HOUSTON, April 2, 2003 — Dynegy Inc.’s subsidiary, Dynegy Holdings Inc. (DHI), has entered into a new $1.66 billion bank credit facility.
The financing consists of:
— A $1.1 billion secured revolving credit facility (“Revolving Facility”) that matures on Feb. 15, 2005;
— A $200 million secured term loan (“Term Loan A”) that also matures on Feb. 15, 2005; and
— A $360 million secured term loan (“Term Loan B”) that matures on Dec. 15, 2005.
This new credit facility replaces DHI’s existing $900 million and $400 million revolving credit facilities that were scheduled to mature on April 28 and May 27, 2003, respectively, and a $360 million communications lease, which was scheduled to mature in December 2005.
The new facility, which requires no scheduled amortization of principal, will provide funding for the ongoing collateral needs of existing businesses and general corporate purposes. The facility also preserves the commitments of the 21 lenders in the former DHI revolvers and communications lease financings.
“Today’s announcement is more than a significant milestone that solidifies our ability to serve and deliver value to our stakeholders for the long-term. These bank facilities represent the defining point where we transition from building a new Dynegy to operating as the new Dynegy,” said Bruce A. Williamson, president and chief executive officer of Dynegy Inc.
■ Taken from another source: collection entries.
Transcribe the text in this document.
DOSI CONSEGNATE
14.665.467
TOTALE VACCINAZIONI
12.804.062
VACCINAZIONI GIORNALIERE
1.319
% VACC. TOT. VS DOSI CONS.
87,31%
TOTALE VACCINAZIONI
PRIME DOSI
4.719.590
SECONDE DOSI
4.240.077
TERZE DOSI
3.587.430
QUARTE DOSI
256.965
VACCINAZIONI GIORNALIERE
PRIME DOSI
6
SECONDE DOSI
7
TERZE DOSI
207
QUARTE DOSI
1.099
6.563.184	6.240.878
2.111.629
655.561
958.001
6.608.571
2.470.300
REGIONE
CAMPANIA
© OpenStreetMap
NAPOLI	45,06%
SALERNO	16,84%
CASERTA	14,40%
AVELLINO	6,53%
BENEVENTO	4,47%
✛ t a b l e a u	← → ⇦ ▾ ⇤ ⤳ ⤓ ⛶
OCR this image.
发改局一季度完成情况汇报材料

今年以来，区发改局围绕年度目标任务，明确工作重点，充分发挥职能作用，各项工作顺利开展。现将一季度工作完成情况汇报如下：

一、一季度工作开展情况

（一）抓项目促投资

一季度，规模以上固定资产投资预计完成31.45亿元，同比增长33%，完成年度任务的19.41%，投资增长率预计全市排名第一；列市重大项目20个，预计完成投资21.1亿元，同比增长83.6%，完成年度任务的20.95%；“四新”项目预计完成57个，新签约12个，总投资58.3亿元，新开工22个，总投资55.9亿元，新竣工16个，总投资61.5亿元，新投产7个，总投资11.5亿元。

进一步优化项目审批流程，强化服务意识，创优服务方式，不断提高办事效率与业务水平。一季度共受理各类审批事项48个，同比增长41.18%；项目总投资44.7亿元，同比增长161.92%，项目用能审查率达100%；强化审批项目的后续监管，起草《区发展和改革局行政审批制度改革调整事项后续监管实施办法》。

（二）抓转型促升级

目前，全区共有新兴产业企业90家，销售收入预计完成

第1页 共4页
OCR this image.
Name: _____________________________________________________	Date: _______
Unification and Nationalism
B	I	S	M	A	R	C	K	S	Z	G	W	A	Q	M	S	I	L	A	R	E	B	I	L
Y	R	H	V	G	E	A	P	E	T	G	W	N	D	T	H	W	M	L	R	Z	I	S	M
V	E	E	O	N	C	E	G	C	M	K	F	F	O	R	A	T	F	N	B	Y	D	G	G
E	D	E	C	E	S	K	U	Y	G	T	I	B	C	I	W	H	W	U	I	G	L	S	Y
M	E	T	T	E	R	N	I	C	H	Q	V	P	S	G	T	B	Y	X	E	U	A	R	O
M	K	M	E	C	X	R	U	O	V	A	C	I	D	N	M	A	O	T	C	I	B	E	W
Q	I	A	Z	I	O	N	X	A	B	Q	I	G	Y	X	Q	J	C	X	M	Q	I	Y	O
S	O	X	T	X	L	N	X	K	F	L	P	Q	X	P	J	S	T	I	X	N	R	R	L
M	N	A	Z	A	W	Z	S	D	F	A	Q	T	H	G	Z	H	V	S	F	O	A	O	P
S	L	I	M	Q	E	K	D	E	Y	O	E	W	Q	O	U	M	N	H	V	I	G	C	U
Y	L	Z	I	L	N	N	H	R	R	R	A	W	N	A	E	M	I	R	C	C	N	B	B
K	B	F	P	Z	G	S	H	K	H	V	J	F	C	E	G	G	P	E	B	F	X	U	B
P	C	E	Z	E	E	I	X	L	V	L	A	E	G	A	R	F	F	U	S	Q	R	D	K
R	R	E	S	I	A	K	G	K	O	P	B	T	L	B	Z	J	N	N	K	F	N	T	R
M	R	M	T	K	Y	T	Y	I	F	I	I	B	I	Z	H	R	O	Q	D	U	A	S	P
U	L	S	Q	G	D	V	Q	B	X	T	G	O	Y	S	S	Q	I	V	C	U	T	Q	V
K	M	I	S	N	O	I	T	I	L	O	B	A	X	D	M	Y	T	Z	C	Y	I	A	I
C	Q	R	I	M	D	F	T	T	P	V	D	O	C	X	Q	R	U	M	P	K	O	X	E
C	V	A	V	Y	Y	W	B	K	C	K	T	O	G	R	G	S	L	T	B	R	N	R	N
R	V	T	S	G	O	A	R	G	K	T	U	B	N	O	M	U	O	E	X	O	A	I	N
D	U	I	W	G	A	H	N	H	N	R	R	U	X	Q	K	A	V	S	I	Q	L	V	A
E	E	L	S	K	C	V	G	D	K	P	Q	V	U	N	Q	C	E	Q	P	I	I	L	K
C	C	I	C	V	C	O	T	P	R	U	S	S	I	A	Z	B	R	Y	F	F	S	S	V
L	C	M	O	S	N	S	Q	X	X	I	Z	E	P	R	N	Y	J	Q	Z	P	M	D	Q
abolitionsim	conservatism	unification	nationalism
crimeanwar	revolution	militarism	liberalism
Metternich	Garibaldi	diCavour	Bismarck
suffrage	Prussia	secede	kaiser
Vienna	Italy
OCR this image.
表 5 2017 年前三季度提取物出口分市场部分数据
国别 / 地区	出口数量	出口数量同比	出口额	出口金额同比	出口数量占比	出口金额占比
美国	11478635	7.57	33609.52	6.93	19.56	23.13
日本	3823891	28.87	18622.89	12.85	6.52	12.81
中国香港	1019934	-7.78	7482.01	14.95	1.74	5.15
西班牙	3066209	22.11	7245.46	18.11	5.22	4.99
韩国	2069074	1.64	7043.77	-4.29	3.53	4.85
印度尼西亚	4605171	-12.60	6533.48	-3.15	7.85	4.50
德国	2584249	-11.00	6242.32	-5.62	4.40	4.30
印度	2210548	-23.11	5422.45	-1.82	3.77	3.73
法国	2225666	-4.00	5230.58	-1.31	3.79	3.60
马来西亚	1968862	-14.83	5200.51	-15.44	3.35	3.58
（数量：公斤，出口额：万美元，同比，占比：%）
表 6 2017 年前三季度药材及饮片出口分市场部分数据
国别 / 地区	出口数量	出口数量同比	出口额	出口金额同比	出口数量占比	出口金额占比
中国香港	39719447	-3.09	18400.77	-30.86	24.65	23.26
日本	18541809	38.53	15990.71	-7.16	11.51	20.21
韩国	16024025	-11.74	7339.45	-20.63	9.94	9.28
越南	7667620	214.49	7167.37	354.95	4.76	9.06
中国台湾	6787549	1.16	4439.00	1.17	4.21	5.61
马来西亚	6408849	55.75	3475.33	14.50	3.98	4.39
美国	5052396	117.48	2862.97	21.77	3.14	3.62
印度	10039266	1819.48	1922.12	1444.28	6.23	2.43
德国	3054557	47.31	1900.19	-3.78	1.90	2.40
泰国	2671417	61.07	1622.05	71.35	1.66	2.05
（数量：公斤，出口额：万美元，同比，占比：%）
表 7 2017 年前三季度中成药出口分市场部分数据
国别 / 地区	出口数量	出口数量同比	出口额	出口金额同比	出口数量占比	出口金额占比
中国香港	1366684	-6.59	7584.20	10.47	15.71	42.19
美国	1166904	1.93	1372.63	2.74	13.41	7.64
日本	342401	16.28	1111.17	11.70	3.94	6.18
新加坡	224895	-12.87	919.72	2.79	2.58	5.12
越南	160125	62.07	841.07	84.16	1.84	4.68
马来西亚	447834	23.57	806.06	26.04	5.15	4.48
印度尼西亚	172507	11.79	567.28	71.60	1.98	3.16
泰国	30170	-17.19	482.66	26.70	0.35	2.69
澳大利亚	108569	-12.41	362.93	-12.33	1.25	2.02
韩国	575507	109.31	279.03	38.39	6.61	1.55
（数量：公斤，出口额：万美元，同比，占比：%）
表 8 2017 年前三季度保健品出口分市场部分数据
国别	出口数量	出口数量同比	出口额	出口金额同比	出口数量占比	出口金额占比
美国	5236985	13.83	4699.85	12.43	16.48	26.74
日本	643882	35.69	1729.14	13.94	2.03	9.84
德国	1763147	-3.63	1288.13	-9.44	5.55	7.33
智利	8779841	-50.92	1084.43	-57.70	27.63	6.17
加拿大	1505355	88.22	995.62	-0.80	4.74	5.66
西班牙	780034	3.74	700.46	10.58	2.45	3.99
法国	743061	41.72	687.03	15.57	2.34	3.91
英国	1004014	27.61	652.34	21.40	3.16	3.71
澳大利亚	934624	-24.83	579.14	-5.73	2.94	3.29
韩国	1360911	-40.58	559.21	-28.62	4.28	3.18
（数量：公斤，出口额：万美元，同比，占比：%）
“We are extremely pleased that, with the full support of our bank team, we were able to complete our refinancing arrangements on acceptable terms well in advance of the maturity dates. Importantly, these new facilities preserve our substantial liquidity, allow us to continue to restore confidence with our employees, customers and suppliers, and provide us with flexibility to build shareholder value,” he added.
As detailed on the company’s web site (in the attachments to this news release, the restructured debt is secured by a substantial portion of the available assets and stock of the company’s direct and indirect subsidiaries, excluding Illinois Power and Dynegy Global Communications. Other key terms and conditions of the credit facility, including pricing and covenants, are also outlined in the attachments. The credit agreement will be filed in its entirety as an exhibit in Dynegy’s 2002 Form 10-K filing. In addition, Dynegy is filing a Form 8-K today that includes the discussion from the 10-K related to the credit agreement.
Credit Suisse First Boston, Morgan Stanley and Greenhill & Company were financial advisors to the company. Co-lead arrangers for the lenders were Salomon Smith Barney Inc., Banc of America Securities LLC, and Bank One, NA.
Interest costs for 2003 are expected to increase above the company’s previous estimate of $417 million due to a combination of higher than anticipated interest costs associated with the new facility and an increase in collateral requirements for existing businesses, resulting from the rise in commodity prices. Dynegy’s new interest estimate ranges from $450 to $465 million.
Despite this increase in interest expense, Dynegy is not revising its previous earnings guidance of $0.08 to $0.15 per share or cash flow guidance of $1.2 to $1.3 billion from its generation, natural gas liquids and regulated energy delivery segments, as the company expects earnings from these businesses to offset the incremental costs due to a favorable pricing environment.
First Quarter 2003 Results
Dynegy will announce first quarter 2003 results on Tuesday, April 29, 2003, prior to the opening of the New York Stock Exchange. The company will host an analyst conference call to review first quarter results during the morning of April 29.
About Dynegy Inc.
Dynegy Inc. owns operating divisions engaged in power generation, natural gas liquids and regulated energy delivery. Through these business units, the company serves customers by delivering value-added solutions to meet their energy needs.